There is very little by way of overt politics in this novel. Obviously the central issue of the treatment of immigrants and the children of immigrants is a deeply political one, and the story is also suffused with feminist awareness, disability and other social issues (although only one visible queer relationship, very quiet and in the background). But there isn’t much of left/right politics here, almost no politicians or talk-show hosts or other activists appear to be either slavishly following or cynically playing upon the racist fears of the populace—at least not center stage. Nor do we hear very much from the mouths of the racist majority; this is very much the story of the underclass (albeit 75% told by sympathetic whites rather than the Inks themselves).
This novel is also infused with magic. Mari has her spirit wildcat, and many other Ink characters seem to have supernatural powers of some kind. Del has his earth magic, which becomes stronger as he is physically disempowered later in the story. Even Abbie’s computer hacking is a kind of magic, written as a way for her to find information and interfere with public records at will, rather than a particularly realistic technical skill. But this magic is realistic in a political sense: it does not allow the heroes to supernaturally save the world. In a world full of magical powers and spirits, wicked and hateful people have powers as well as the generous and loving ones, and magic is no more able to reverse the dreadful government policies than are computer hacking or newspaper reporting. Rather the magic represents hope, and it is hope and love and friendship, and resistance with an eye to the big picture and the long term, that give this story any chance of a happy ending.

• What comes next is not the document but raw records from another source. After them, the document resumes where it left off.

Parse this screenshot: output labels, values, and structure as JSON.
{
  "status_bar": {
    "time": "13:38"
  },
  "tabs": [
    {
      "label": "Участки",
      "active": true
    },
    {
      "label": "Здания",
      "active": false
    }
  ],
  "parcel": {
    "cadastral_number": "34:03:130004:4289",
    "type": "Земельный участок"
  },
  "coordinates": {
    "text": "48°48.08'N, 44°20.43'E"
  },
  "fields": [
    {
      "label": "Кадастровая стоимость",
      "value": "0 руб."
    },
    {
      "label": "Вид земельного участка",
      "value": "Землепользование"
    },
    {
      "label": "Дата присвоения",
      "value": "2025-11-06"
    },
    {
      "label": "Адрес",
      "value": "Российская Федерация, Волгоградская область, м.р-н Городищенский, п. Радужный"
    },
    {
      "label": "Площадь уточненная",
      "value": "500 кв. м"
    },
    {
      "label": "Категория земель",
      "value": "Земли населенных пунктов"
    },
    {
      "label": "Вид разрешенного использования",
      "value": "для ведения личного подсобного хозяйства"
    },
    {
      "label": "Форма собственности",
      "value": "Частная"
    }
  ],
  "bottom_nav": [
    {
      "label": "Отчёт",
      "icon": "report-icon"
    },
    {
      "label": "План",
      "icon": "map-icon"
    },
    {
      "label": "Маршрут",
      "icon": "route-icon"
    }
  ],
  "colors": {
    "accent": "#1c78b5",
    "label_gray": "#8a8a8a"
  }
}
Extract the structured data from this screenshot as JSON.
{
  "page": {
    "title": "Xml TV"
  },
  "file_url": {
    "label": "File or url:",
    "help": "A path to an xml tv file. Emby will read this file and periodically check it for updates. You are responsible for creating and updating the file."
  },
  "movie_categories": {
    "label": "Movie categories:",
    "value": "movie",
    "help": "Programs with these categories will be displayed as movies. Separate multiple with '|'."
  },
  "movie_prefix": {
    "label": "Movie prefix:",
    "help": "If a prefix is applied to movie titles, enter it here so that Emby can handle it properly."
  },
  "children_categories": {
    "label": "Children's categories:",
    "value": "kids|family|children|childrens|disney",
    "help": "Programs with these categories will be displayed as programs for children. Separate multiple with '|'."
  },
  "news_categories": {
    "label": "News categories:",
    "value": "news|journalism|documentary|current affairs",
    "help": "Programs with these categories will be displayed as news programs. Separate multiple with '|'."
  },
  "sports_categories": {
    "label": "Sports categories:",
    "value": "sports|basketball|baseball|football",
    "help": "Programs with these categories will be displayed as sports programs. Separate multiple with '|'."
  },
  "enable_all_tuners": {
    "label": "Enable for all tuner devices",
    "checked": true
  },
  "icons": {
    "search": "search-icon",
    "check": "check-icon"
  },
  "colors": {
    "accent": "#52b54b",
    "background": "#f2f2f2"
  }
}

Ink is not an easy novel to read, emotionally speaking; wonderful characters are introduced and then thrown off narrative cliffs as the world crumbles around them (or killed, or raped, or institutionalized, or crippled, or lose everything they love). All four of the viewpoint characters suffer intolerably, and at times I had to put the book down because I was in danger of crying if I read on. One cannot help but care deeply for these characters, even the non-Inks who relatively speaking have less to fear. But, although there are a few technical problems with the pacing, especially at the beginning, and again, toward the end when climactic events over several years unfold in a small number of pages, this is a very well-balanced novel, neither too gentle nor too unpleasant to be taken seriously, and I cannot recommend it highly enough.